The sport arrived here from somewhere else, unexpected, a little out of place, and then somehow it stayed and put down roots and became something that belongs here even if nobody planned for it.

The Carolina Hurricanes have existed since 1997. Before that they were the Hartford Whalers, which is its own complicated story I will not get into today out of respect for the Connecticut readers. They came to Raleigh and people were not entirely sure what to do with them. And when it came time to pick a name for this new southern team, owner Peter Karmanos just looked at where he had landed. Hurricanes Bertha and Fran had both hit North Carolina in 1996, and the powerful storms were fresh on everyone’s mind. So he named his hockey team after them. After the storms that roll in from the Atlantic and reshape everything in their path and then pass, leaving the air clean and the sky that specific shade of blue that people who have never seen cannot quite picture.

Something happened after they got here, slowly and then all at once. People started showing up. Then more people started showing up. The team got good, genuinely good, and the building got loud, and the tailgates got longer, and they won a Stanley Cup in 2006, and now we are here. Playoffs. 

Here is the thing about southern hockey fans that I think gets missed entirely in the conversation: we chose this. Nobody handed us this sport. There is no grandfather who took us to our first game as a rite of passage, no city identity built around hockey the way it is in Montreal or Minnesota, no generational memory of a dynasty to fall back on. The people who love the Hurricanes found hockey on purpose. They walked into that building, or caught a game on TV, or their kid started skating, or they moved here from somewhere cold and couldn’t let it go, and something clicked and they claimed it. That kind of fandom is not lesser. If anything it costs more, because you are loving something that half the league has already decided you’re not allowed to love correctly.

And every spring, when the playoffs come and the arena gets loud and the tailgates stretch across the parking lot and the flowers are blooming and it is 85 degrees at puck drop, I think about how strange and wonderful it is that hockey ended up here. In the south. In the heat. Next to a football stadium that in a few months will be louder than anything you’ve ever heard in your life, full of people who are equally as intense about an entirely different sport, because that is just what it is to live in a sports city in North Carolina. We contain multitudes. We also contain a lot of tailgates.
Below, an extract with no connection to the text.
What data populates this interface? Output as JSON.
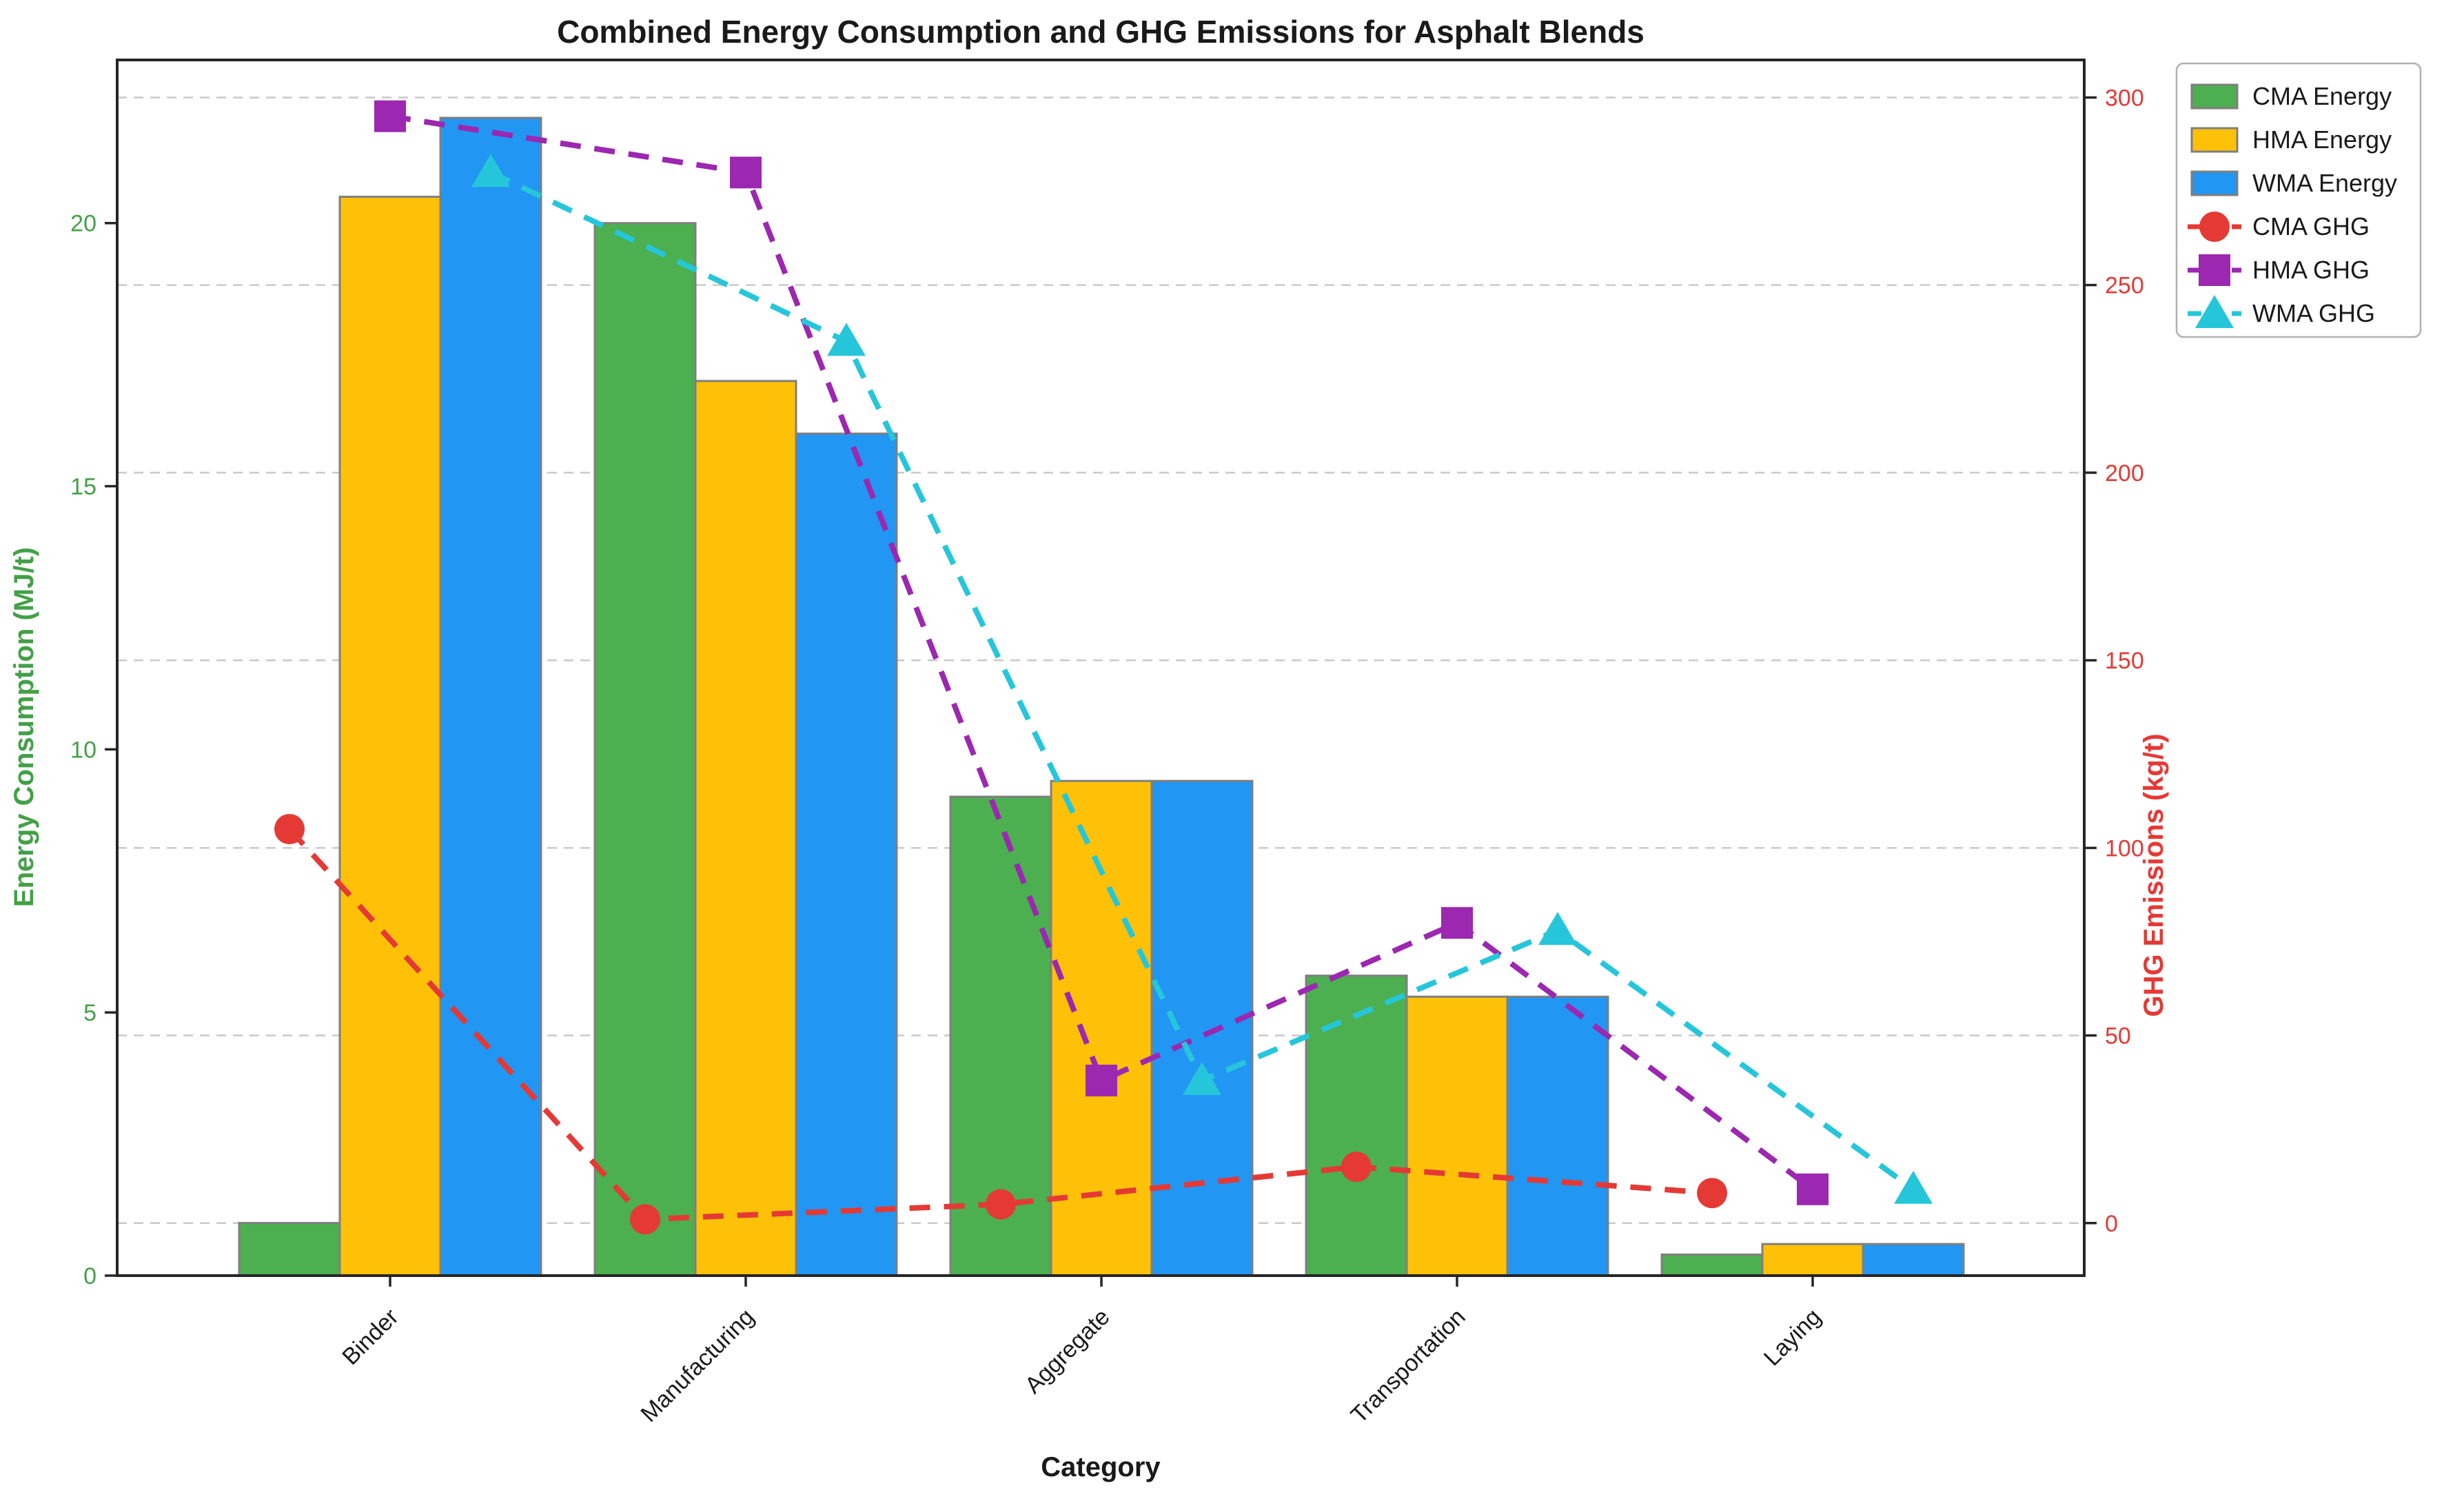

My dissertation research is about injury and masculinity culture in professional hockey. I spend a lot of time thinking analytically about this sport, about what it means, about what it costs people, about the systems and cultures that hold it together and sometimes grind people up inside them. And even with all of that, even knowing what I know, I still get a little overwhelmed walking up to that arena in May when the sky is that particular shade of Carolina blue and there are kids in Canes jerseys running around in the heat and giggling.

That’s what nearly thirty years of a franchise does to a place. It stops being a novelty and starts being part of the texture of the city. And the people who laughed about it, who still laugh about it, who will keep laughing about it right up until the moment the Hurricanes are winning play off games again, those people have never stood in that parking lot in the heat and felt what it feels like to belong to something like this.

Named after a storm. Built in a place people said it couldn’t work. Still here.

Southern hockey is real. And if you need me I will be in the parking lot, jersey under my arm, completely melting, watching the Wolfpack stadium out of the corner of my eye and feeling, for the millionth time, incredibly lucky to be here.